Potrei fare mille esempi, ma quello che vi ho fatto prima delle aggressioni nei pronto soccorso a danno dei nostri cari colleghi medici mi sembra riassuma perfettamente la situazione. E questo ci impatta sotto tutti i punti di vista, attraverso normative che ci fanno diventare “capri espiatori” sul piano civile e penale, attraverso una pressione fiscale esagerata per i colleghi in servizio e attraverso la costante aggressione al potere d’acquisto delle pensioni dei nostri colleghi in quiescenza. Questi sono aspetti sui quali con Confindustria dobbiamo lavorare insieme perché sono cose giuste sulle quali i nostri interessi sono totalmente coincidenti con quelli di Confindustria stessa.

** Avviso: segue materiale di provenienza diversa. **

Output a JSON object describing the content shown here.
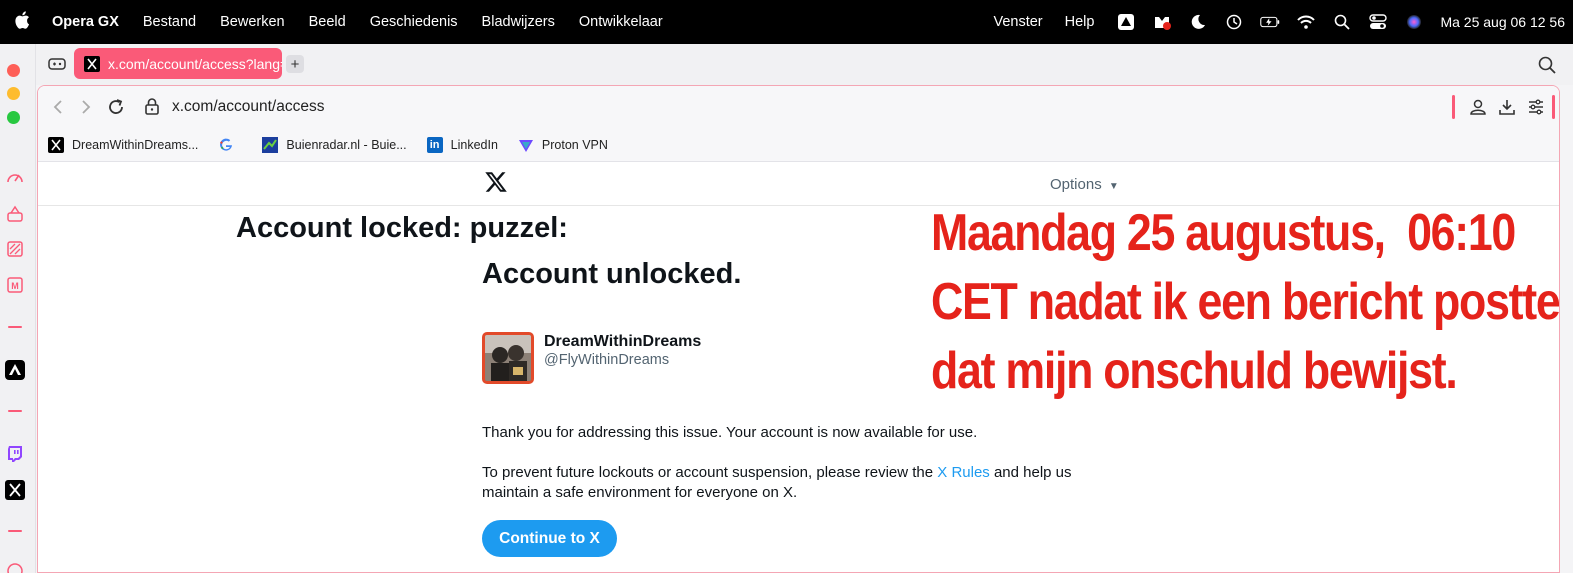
{
  "menubar": {
    "app_name": "Opera GX",
    "items": [
      "Bestand",
      "Bewerken",
      "Beeld",
      "Geschiedenis",
      "Bladwijzers",
      "Ontwikkelaar"
    ],
    "right_items": [
      "Venster",
      "Help"
    ],
    "clock": "Ma 25 aug  06 12 56"
  },
  "tab": {
    "title": "x.com/account/access?lang=nl",
    "new_tab_label": "+"
  },
  "address_bar": {
    "url": "x.com/account/access"
  },
  "bookmarks": [
    {
      "label": "DreamWithinDreams...",
      "icon": "x-favicon-icon"
    },
    {
      "label": "",
      "icon": "google-favicon-icon"
    },
    {
      "label": "Buienradar.nl - Buie...",
      "icon": "buienradar-favicon-icon"
    },
    {
      "label": "LinkedIn",
      "icon": "linkedin-favicon-icon"
    },
    {
      "label": "Proton VPN",
      "icon": "proton-vpn-favicon-icon"
    }
  ],
  "page": {
    "options_label": "Options",
    "locked_title": "Account locked: puzzel:",
    "unlocked_title": "Account unlocked.",
    "user": {
      "display_name": "DreamWithinDreams",
      "handle": "@FlyWithinDreams"
    },
    "para1": "Thank you for addressing this issue. Your account is now available for use.",
    "para2_before": "To prevent future lockouts or account suspension, please review the ",
    "para2_link": "X Rules",
    "para2_after": " and help us maintain a safe environment for everyone on X.",
    "continue_label": "Continue to X"
  },
  "annotation": {
    "lines": [
      "Maandag 25 augustus,  06:10",
      "CET nadat ik een bericht postte",
      "dat mijn onschuld bewijst."
    ],
    "color": "#e5231b"
  },
  "colors": {
    "accent_pink": "#fa5a78",
    "x_blue": "#1d9bf0"
  }
}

E naturalmente non possiamo non parlare di un recupero del potere di acquisto che tenga conto dell’inflazione furibonda che, negli ultimi due anni, ha distrutto la serenità di tante famiglie. Considerando il sistema della BCE e delle Banche Centrali Nazionali e la loro principale mission di tutelare il valore della moneta europea, quello che è accaduto sul piano dell’inflazione è un qualcosa di eccezionale che non poteva accadere. E quindi, al pari delle misure eccezionali prese per l’epidemia di Covid-19, anche per questa epidemia di inflazione si dovranno valutare delle misure che non sarebbero state prese in assenza di un evento eccezionale.

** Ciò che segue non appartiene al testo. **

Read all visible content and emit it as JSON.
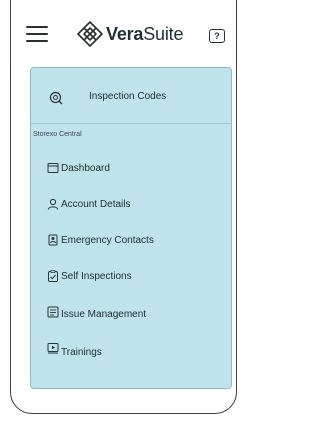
{
  "header": {
    "menu_icon": "hamburger-icon",
    "logo_icon": "diamond-lattice-logo",
    "logo_bold": "Vera",
    "logo_regular": "Suite",
    "help_label": "?"
  },
  "menu": {
    "inspection_codes": {
      "label": "Inspection Codes",
      "icon": "search-icon"
    },
    "section": "Storexo Central",
    "items": [
      {
        "label": "Dashboard",
        "icon": "window-icon"
      },
      {
        "label": "Account Details",
        "icon": "user-icon"
      },
      {
        "label": "Emergency Contacts",
        "icon": "contact-card-icon"
      },
      {
        "label": "Self Inspections",
        "icon": "clipboard-check-icon"
      },
      {
        "label": "Issue Management",
        "icon": "issue-list-icon"
      },
      {
        "label": "Trainings",
        "icon": "video-training-icon"
      }
    ]
  },
  "colors": {
    "menu_background": "#bfe3ea",
    "menu_border": "#8fbac4",
    "text": "#1f3035"
  }
}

Inutile dire che non potrà mancare un lavoro significativo in materia di inclusione e pari opportunità e ci saranno anche tanti altri aspetti da discutere. Ma certamente c’è un tempo per ogni cosa e adesso è presto per parlarne.
Ma quello che alla fine è molto chiaro è che i problemi non riguardano solo i dirigenti industriali e nemmeno soltanto l’insieme delle molte categorie dei dirigenti. I problemi riguardano tutto il ceto medio e cioè i lavoratori dipendenti retribuiti con stipendi a partire dai trentacinquemila euro. Queste sono le fasce di italiani che pur essendo grandemente minoritarie pagano più del cinquanta per cento dell’IRPEF e che non godono praticamente di nessun rilevante sgravio o sussidio, queste sono le fasce che pagano i contributi pensionistici che vengono deviati a favore di “pensioni” solo di nome che in realtà sono interventi puramente assistenziali e queste sono le fasce di reddito che, per quanto riguarda i pensionati, sono di fatto escluse dalle perequazioni con una perdita di potere di acquisto enorme. È dunque arrivato il momento che una categoria raccolga da terra la bandiera della giustizia sociale e si proponga come alfiere per riunire sotto questa bandiera il ceto medio a difesa dei propri diritti e della giustizia. E quella categoria possiamo essere noi dirigenti industriali.
Tuttavia, nella vita di un dirigente non esiste solo l’impegno sociale e aziendale. La responsabilità che portiamo non deve infatti farci dimenticare il valore essenziale delle nostre famiglie, senza le quali ci mancherebbero addirittura le fondamenta su cui sostenere lo sforzo necessario per fare il nostro dovere.
Pertanto, per le festività laiche e religiose della fine di questo anno, auguro a tutti voi e a me stesso soprattutto tanta serenità insieme alle persone care che possa servire a farci ricaricare le batterie e, soprattutto, a ricordare a ciascuno di noi quali sono le ragioni per le quali stiamo combattendo questa battaglia a favore della comunità e del Paese.
Faccio quindi a voi e ai vostri cari tanti auguri di cuore, sperando di vedervi presto a via Ravenna dove – come sempre – vi aspetto per discutere insieme dei nostri problemi.